Is what he is saying correct? Or am I misunderstanding something?
And if it's not correct, it's too bad that integration of a 1-form with multiple variables requires you to start a new section on a piece of paper, there isn't any flow where you place an equation in $\int ( \cdot ) $ and line by line work out the answer. Instead you are moving from $\int \frac{\partial f}{\partial z} dz + H(x, y)$ to $\int \frac{\partial f}{\partial y} dz + G(x)$ to $\int \frac{\partial f}{\partial x} dz + C$
Thanks.
Basically it's a matter of notation. Some people use $\dfrac{\partial f}{\partial y}$ to indicate the "total derivative with respect to $y$". What they really mean is that if $f$ is a function of $x$ and $y$, then you can parameterize one of them with respect to the other.

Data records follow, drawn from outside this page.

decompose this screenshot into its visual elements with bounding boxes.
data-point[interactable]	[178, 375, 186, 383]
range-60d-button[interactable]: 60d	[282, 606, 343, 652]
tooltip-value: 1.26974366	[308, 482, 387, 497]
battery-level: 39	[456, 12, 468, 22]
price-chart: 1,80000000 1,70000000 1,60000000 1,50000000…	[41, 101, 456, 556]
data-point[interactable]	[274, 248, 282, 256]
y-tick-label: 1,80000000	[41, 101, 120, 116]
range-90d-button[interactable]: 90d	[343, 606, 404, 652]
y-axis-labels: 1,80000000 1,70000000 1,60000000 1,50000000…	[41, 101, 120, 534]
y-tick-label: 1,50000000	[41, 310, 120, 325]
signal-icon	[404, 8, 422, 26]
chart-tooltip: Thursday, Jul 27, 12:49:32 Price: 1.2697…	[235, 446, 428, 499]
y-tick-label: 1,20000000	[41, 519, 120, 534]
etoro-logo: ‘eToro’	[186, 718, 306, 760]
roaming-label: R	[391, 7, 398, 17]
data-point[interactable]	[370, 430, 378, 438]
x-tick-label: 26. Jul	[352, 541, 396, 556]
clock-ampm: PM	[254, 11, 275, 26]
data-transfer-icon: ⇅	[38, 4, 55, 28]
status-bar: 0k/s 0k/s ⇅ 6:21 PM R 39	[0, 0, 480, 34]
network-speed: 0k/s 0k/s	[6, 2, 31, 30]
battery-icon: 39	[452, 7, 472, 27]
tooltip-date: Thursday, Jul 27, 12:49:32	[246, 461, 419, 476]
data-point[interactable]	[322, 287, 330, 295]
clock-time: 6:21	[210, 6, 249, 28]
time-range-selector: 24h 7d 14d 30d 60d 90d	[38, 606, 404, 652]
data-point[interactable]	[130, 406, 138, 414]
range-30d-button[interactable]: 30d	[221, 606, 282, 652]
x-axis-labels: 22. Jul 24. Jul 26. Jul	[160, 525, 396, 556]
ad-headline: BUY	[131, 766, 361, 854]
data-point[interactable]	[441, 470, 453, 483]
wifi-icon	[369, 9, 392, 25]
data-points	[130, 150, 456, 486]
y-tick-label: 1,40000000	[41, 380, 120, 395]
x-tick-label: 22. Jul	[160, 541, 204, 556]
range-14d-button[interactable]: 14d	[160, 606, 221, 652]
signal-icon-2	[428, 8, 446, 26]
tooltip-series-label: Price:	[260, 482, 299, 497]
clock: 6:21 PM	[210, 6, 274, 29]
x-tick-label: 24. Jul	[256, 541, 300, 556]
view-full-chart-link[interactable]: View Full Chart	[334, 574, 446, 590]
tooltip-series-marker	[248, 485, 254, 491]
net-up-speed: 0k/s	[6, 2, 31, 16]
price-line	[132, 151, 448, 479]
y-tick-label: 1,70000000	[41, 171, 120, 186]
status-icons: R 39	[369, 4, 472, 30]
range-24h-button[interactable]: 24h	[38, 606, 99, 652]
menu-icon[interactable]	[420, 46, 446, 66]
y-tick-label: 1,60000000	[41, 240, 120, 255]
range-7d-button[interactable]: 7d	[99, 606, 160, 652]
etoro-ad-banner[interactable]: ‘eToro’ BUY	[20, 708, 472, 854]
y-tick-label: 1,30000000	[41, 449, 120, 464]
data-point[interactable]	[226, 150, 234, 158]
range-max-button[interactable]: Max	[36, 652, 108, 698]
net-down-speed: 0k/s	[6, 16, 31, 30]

Then $f$ composed with that parameterization, for example, $f(x(y),y)$, is a function of $y$ only. As such, the differential is $$df=f'(y)dy \hspace{2mm}\text{or}\hspace{2mm}\frac{df}{dy}dy \hspace{2mm} \text{or} \hspace{2mm}\frac{\partial f}{\partial y}dy$$ I prefer the first two notations because they are inequivocal as to what kind of derivative is being taken, and what paremeters exactly is $f$ a function of.
You can also note that using that preferred notation one can also use chain rule to write $$df=\left(\frac{\partial f}{\partial x}x'(y)+\frac{\partial f}{\partial y}\right)dy$$ and noting that $x'(y)dy=dx$ (this is also what they use for the rightside integral) for that parametrization you again arrive at $df=\frac{\partial f}{\partial y}dy+\frac{\partial f}{\partial x}dx$.
So the moral of the story is that many people have different notations for the same thing. Whenever you see this $\frac{\partial f}{\partial x}$ beware that it can mean different things.
EDIT:
As for your integral, like one of the answers stressed, forms are not only "integrated" in an abstract; they are integrated over a path. So you can in fact integrate the 1-form "in one go", you just have to choose a suitable path, like he did. Dylan's method also works but he technically wasn't integrating a differential form: he knew it was exact, and from that knowledge he set up a system of differential equations and solved for $f$, which is why he integrates one thing at a time.